On Friday, they said, that information was officially confirmed in a telephone call from the wife of the Egyptian ambassador to Washington, Ashraf Ghorbal, to Carter's national security adviser Zbigniew Bzrezinski. a

Panamanian officials here said the operation was scheduled for April 6 at 3 a.m. by DeBakey and his team.

But by the time White House legal counsel Lloyd Cutler flew to Contadora to talk with the shah Friday night the Panamanians said, "the shah's had already been made."

"He was afraid," the Panamanians maintained. Despite a series of visits "from [Panamanian president Aristides] Royo, from Torrijos, and near constant telephone calls" from both "trying again and again to reassure him" that Panama had no intention of arresting him or giving in to an Iranian request for his extradition, "Armao kept telling him that the Panamanian National Guard could send a plane to pick him up anytime," Panamanian officials said.

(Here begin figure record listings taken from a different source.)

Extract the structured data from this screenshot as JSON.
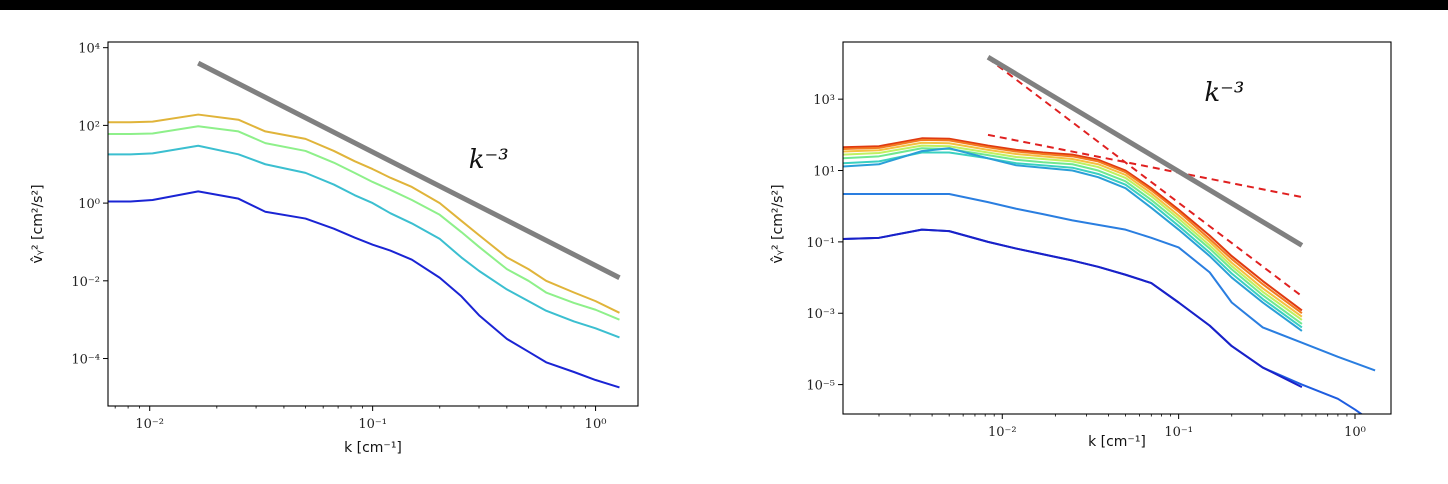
{
  "chart_data": [
    {
      "type": "line",
      "xlabel": "k [cm⁻¹]",
      "ylabel": "v̂ᵧ² [cm²/s²]",
      "xscale": "log",
      "yscale": "log",
      "xlim": [
        0.0065,
        1.55
      ],
      "ylim": [
        6e-06,
        14000
      ],
      "xticks": [
        0.01,
        0.1,
        1
      ],
      "xtick_labels": [
        "10⁻²",
        "10⁻¹",
        "10⁰"
      ],
      "yticks": [
        0.0001,
        0.01,
        1,
        100,
        10000
      ],
      "ytick_labels": [
        "10⁻⁴",
        "10⁻²",
        "10⁰",
        "10²",
        "10⁴"
      ],
      "grid": false,
      "annotation": {
        "text": "k⁻³",
        "x": 0.27,
        "y": 8
      },
      "reference": {
        "color": "#808080",
        "x": [
          0.0165,
          1.28
        ],
        "y": [
          4000,
          0.012
        ]
      },
      "series": [
        {
          "color": "#e0b43a",
          "x": [
            0.0065,
            0.0082,
            0.0103,
            0.0165,
            0.025,
            0.033,
            0.05,
            0.067,
            0.083,
            0.1,
            0.12,
            0.15,
            0.2,
            0.25,
            0.3,
            0.4,
            0.5,
            0.6,
            0.8,
            1.0,
            1.28
          ],
          "y": [
            120,
            120,
            125,
            190,
            140,
            70,
            45,
            22,
            12,
            7.5,
            4.5,
            2.6,
            1.0,
            0.35,
            0.15,
            0.04,
            0.02,
            0.01,
            0.005,
            0.003,
            0.0015
          ]
        },
        {
          "color": "#8ef08a",
          "x": [
            0.0065,
            0.0082,
            0.0103,
            0.0165,
            0.025,
            0.033,
            0.05,
            0.067,
            0.083,
            0.1,
            0.12,
            0.15,
            0.2,
            0.25,
            0.3,
            0.4,
            0.5,
            0.6,
            0.8,
            1.0,
            1.28
          ],
          "y": [
            60,
            60,
            62,
            95,
            70,
            35,
            22,
            11,
            6,
            3.5,
            2.2,
            1.2,
            0.5,
            0.18,
            0.075,
            0.02,
            0.01,
            0.005,
            0.0027,
            0.0018,
            0.001
          ]
        },
        {
          "color": "#3bbfd0",
          "x": [
            0.0065,
            0.0082,
            0.0103,
            0.0165,
            0.025,
            0.033,
            0.05,
            0.067,
            0.083,
            0.1,
            0.12,
            0.15,
            0.2,
            0.25,
            0.3,
            0.4,
            0.5,
            0.6,
            0.8,
            1.0,
            1.28
          ],
          "y": [
            18,
            18,
            19,
            30,
            18,
            10,
            6,
            3,
            1.6,
            1.0,
            0.55,
            0.3,
            0.12,
            0.04,
            0.018,
            0.006,
            0.003,
            0.0017,
            0.0009,
            0.0006,
            0.00035
          ]
        },
        {
          "color": "#1a24d4",
          "x": [
            0.0065,
            0.0082,
            0.0103,
            0.0165,
            0.025,
            0.033,
            0.05,
            0.067,
            0.083,
            0.1,
            0.12,
            0.15,
            0.2,
            0.25,
            0.3,
            0.4,
            0.5,
            0.6,
            0.8,
            1.0,
            1.28
          ],
          "y": [
            1.1,
            1.1,
            1.2,
            2.0,
            1.3,
            0.6,
            0.4,
            0.22,
            0.13,
            0.085,
            0.06,
            0.035,
            0.012,
            0.004,
            0.0013,
            0.00032,
            0.00015,
            8e-05,
            4.5e-05,
            2.8e-05,
            1.8e-05
          ]
        }
      ]
    },
    {
      "type": "line",
      "xlabel": "k [cm⁻¹]",
      "ylabel": "v̂ᵧ² [cm²/s²]",
      "xscale": "log",
      "yscale": "log",
      "xlim": [
        0.00125,
        1.6
      ],
      "ylim": [
        1.5e-06,
        40000
      ],
      "xticks": [
        0.01,
        0.1,
        1
      ],
      "xtick_labels": [
        "10⁻²",
        "10⁻¹",
        "10⁰"
      ],
      "yticks": [
        1e-05,
        0.001,
        0.1,
        10,
        1000
      ],
      "ytick_labels": [
        "10⁻⁵",
        "10⁻³",
        "10⁻¹",
        "10¹",
        "10³"
      ],
      "grid": false,
      "annotation": {
        "text": "k⁻³",
        "x": 0.14,
        "y": 900
      },
      "reference": {
        "color": "#808080",
        "x": [
          0.0083,
          0.5
        ],
        "y": [
          15000,
          0.08
        ]
      },
      "fits": [
        {
          "color": "#e02020",
          "style": "dashed",
          "x": [
            0.0083,
            0.5
          ],
          "y": [
            14000,
            0.003
          ]
        },
        {
          "color": "#e02020",
          "style": "dashed",
          "x": [
            0.0083,
            0.5
          ],
          "y": [
            100,
            1.8
          ]
        }
      ],
      "series": [
        {
          "color": "#e03a10",
          "x": [
            0.00125,
            0.002,
            0.0035,
            0.005,
            0.0083,
            0.012,
            0.017,
            0.025,
            0.035,
            0.05,
            0.07,
            0.1,
            0.15,
            0.2,
            0.3,
            0.5
          ],
          "y": [
            45,
            48,
            80,
            78,
            50,
            38,
            32,
            28,
            20,
            10,
            3.2,
            0.8,
            0.15,
            0.04,
            0.008,
            0.0012
          ]
        },
        {
          "color": "#f27a20",
          "x": [
            0.00125,
            0.002,
            0.0035,
            0.005,
            0.0083,
            0.012,
            0.017,
            0.025,
            0.035,
            0.05,
            0.07,
            0.1,
            0.15,
            0.2,
            0.3,
            0.5
          ],
          "y": [
            40,
            43,
            72,
            70,
            45,
            34,
            29,
            25,
            18,
            9,
            2.8,
            0.7,
            0.12,
            0.033,
            0.0065,
            0.001
          ]
        },
        {
          "color": "#f5c040",
          "x": [
            0.00125,
            0.002,
            0.0035,
            0.005,
            0.0083,
            0.012,
            0.017,
            0.025,
            0.035,
            0.05,
            0.07,
            0.1,
            0.15,
            0.2,
            0.3,
            0.5
          ],
          "y": [
            34,
            37,
            60,
            58,
            38,
            29,
            25,
            21,
            15,
            7.5,
            2.3,
            0.55,
            0.1,
            0.026,
            0.005,
            0.0008
          ]
        },
        {
          "color": "#c0f060",
          "x": [
            0.00125,
            0.002,
            0.0035,
            0.005,
            0.0083,
            0.012,
            0.017,
            0.025,
            0.035,
            0.05,
            0.07,
            0.1,
            0.15,
            0.2,
            0.3,
            0.5
          ],
          "y": [
            28,
            31,
            50,
            48,
            32,
            24,
            21,
            18,
            12.5,
            6.2,
            1.9,
            0.45,
            0.08,
            0.021,
            0.004,
            0.00065
          ]
        },
        {
          "color": "#70e890",
          "x": [
            0.00125,
            0.002,
            0.0035,
            0.005,
            0.0083,
            0.012,
            0.017,
            0.025,
            0.035,
            0.05,
            0.07,
            0.1,
            0.15,
            0.2,
            0.3,
            0.5
          ],
          "y": [
            22,
            25,
            42,
            40,
            27,
            20,
            17,
            15,
            10,
            5,
            1.5,
            0.36,
            0.065,
            0.017,
            0.0032,
            0.0005
          ]
        },
        {
          "color": "#3ad0c0",
          "x": [
            0.00125,
            0.002,
            0.0035,
            0.005,
            0.0083,
            0.012,
            0.017,
            0.025,
            0.035,
            0.05,
            0.07,
            0.1,
            0.15,
            0.2,
            0.3,
            0.5
          ],
          "y": [
            16,
            18,
            32,
            32,
            22,
            16,
            14,
            12,
            8,
            4,
            1.2,
            0.28,
            0.05,
            0.013,
            0.0025,
            0.0004
          ]
        },
        {
          "color": "#2a9fd8",
          "x": [
            0.00125,
            0.002,
            0.0035,
            0.005,
            0.0083,
            0.012,
            0.017,
            0.025,
            0.035,
            0.05,
            0.07,
            0.1,
            0.15,
            0.2,
            0.3,
            0.5
          ],
          "y": [
            13,
            15,
            35,
            42,
            22,
            14,
            12,
            10,
            6.5,
            3.2,
            0.9,
            0.22,
            0.04,
            0.01,
            0.002,
            0.00032
          ]
        },
        {
          "color": "#2a7ee0",
          "x": [
            0.00125,
            0.002,
            0.0035,
            0.005,
            0.0083,
            0.012,
            0.017,
            0.025,
            0.035,
            0.05,
            0.07,
            0.1,
            0.15,
            0.2,
            0.3,
            0.5,
            0.8,
            1.0,
            1.3
          ],
          "y": [
            2.2,
            2.2,
            2.2,
            2.2,
            1.3,
            0.85,
            0.6,
            0.4,
            0.3,
            0.22,
            0.13,
            0.07,
            0.014,
            0.002,
            0.0004,
            0.00015,
            6e-05,
            4e-05,
            2.5e-05
          ]
        },
        {
          "color": "#1e5de0",
          "x": [
            0.00125,
            0.002,
            0.0035,
            0.005,
            0.0083,
            0.012,
            0.017,
            0.025,
            0.035,
            0.05,
            0.07,
            0.1,
            0.15,
            0.2,
            0.3,
            0.5,
            0.8,
            1.0,
            1.3
          ],
          "y": [
            0.12,
            0.13,
            0.22,
            0.2,
            0.1,
            0.065,
            0.045,
            0.03,
            0.02,
            0.012,
            0.007,
            0.002,
            0.00045,
            0.00012,
            3e-05,
            1e-05,
            4e-06,
            2e-06,
            8e-07
          ]
        },
        {
          "color": "#1a20c8",
          "x": [
            0.00125,
            0.002,
            0.0035,
            0.005,
            0.0083,
            0.012,
            0.017,
            0.025,
            0.035,
            0.05,
            0.07,
            0.1,
            0.15,
            0.2,
            0.3,
            0.5
          ],
          "y": [
            0.12,
            0.13,
            0.22,
            0.2,
            0.1,
            0.065,
            0.045,
            0.03,
            0.02,
            0.012,
            0.007,
            0.002,
            0.00045,
            0.00012,
            3e-05,
            8.5e-06
          ]
        }
      ]
    }
  ]
}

When Torrijos flew to Contadora to visit the shah Saturday, said one official on the trip, Pahlavi "looked very sick. It was very hot, but the entire house was closed up, all the doors and windows, and he had on long sleeves, his whole body covered up. His hand was clammy and feverish. The only thing he had on his mind was Egypt, Egypt."

The Panamanian sources displayed open sympathy for the Carter administration, with which they hope to continue good relations. Torrijos reportedly believes Kissinger and Rockefeller wanted to make life very difficult for Carter. "They succeeded in doing just that," an official said. d"Carter is right in the middle of electoral problems."